Roman coins found at Katsuren Castle ruins
Archaeologists digging at the ruins of Katsuren Castle in Uruma City have excavated four bronze coins among ten coin-like metal objects that an X-ray analysis has determined to be from the third and fourth century ancient Rome.
The Uruma City Board of Education that has been in charge of the excavation project and the study of the findings announced the find on Monday, stating that this is the first time ever such coins have been found in ancient ruins in Japan.
The education board said the four coins are believed to date back to the third to fourth century Roman Empire. The Katsuren Castle existed from the 12th to 15th century and became the hub of the foreign trade in the Ryukyu Kingdom. The Kingdom had extensive trading ties with China and Southeast Asian nations at that time, and the finding presents “precious historical material suggesting a link between Okinawa and the Western world,” the board said.
Each coin measures 1.6 to 2 centimeters in diameter. The designs and patterns on both sides are unclear due to abrasion, but based on X-ray analysis, the coins appear to bear an image of Roman Emperor Constantine I and a soldier holding a spear.

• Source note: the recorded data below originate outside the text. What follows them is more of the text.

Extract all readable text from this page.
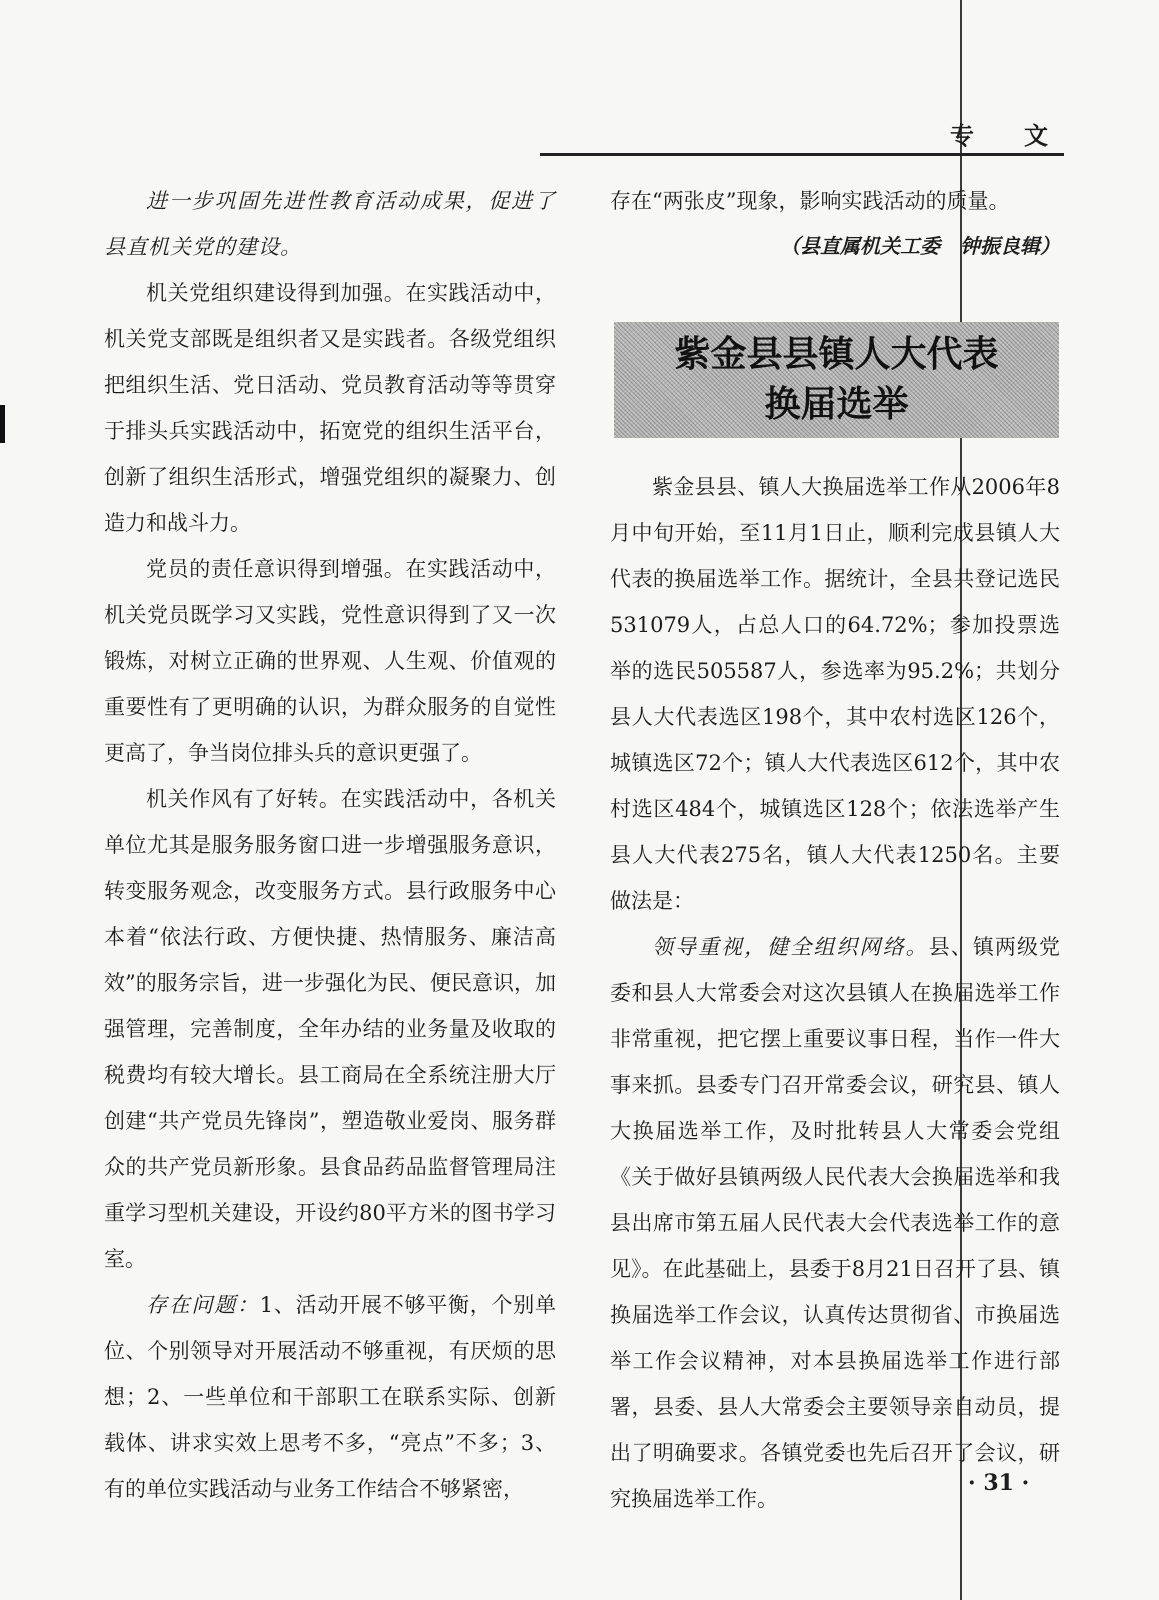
专 文

进一步巩固先进性教育活动成果，促进了县直机关党的建设。

机关党组织建设得到加强。在实践活动中，机关党支部既是组织者又是实践者。各级党组织把组织生活、党日活动、党员教育活动等等贯穿于排头兵实践活动中，拓宽党的组织生活平台，创新了组织生活形式，增强党组织的凝聚力、创造力和战斗力。

党员的责任意识得到增强。在实践活动中，机关党员既学习又实践，党性意识得到了又一次锻炼，对树立正确的世界观、人生观、价值观的重要性有了更明确的认识，为群众服务的自觉性更高了，争当岗位排头兵的意识更强了。

机关作风有了好转。在实践活动中，各机关单位尤其是服务服务窗口进一步增强服务意识，转变服务观念，改变服务方式。县行政服务中心本着“依法行政、方便快捷、热情服务、廉洁高效”的服务宗旨，进一步强化为民、便民意识，加强管理，完善制度，全年办结的业务量及收取的税费均有较大增长。县工商局在全系统注册大厅创建“共产党员先锋岗”，塑造敬业爱岗、服务群众的共产党员新形象。县食品药品监督管理局注重学习型机关建设，开设约80平方米的图书学习室。

存在问题：1、活动开展不够平衡，个别单位、个别领导对开展活动不够重视，有厌烦的思想；2、一些单位和干部职工在联系实际、创新载体、讲求实效上思考不多，“亮点”不多；3、有的单位实践活动与业务工作结合不够紧密，

存在“两张皮”现象，影响实践活动的质量。

（县直属机关工委　钟振良辑）
紫金县县镇人大代表
换届选举

紫金县县、镇人大换届选举工作从2006年8月中旬开始，至11月1日止，顺利完成县镇人大代表的换届选举工作。据统计，全县共登记选民531079人，占总人口的64.72%；参加投票选举的选民505587人，参选率为95.2%；共划分县人大代表选区198个，其中农村选区126个，城镇选区72个；镇人大代表选区612个，其中农村选区484个，城镇选区128个；依法选举产生县人大代表275名，镇人大代表1250名。主要做法是：

领导重视，健全组织网络。县、镇两级党委和县人大常委会对这次县镇人在换届选举工作非常重视，把它摆上重要议事日程，当作一件大事来抓。县委专门召开常委会议，研究县、镇人大换届选举工作，及时批转县人大常委会党组《关于做好县镇两级人民代表大会换届选举和我县出席市第五届人民代表大会代表选举工作的意见》。在此基础上，县委于8月21日召开了县、镇换届选举工作会议，认真传达贯彻省、市换届选举工作会议精神，对本县换届选举工作进行部署，县委、县人大常委会主要领导亲自动员，提出了明确要求。各镇党委也先后召开了会议，研究换届选举工作。

· 31 ·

A coin of the 17th century Ottoman Empire, and five other round bronze pieces that appear to be coins were also found at the same site. The coin from the Ottoman Empire was likely minted in 1687, long after the army of the Ryukyu Kingdom destroyed the castle in 1458, and it was abandoned. How the coin ended up at the site is a mystery. The Katsuren Castle ruins has been registered on the World Heritage list since 2000 as part of the “Gusuku Sites and Related Properties of the Kingdom of Ryukyu.”
The coins will be on display at Uruma City Yonagusuku Historical Museum until Nov. 25.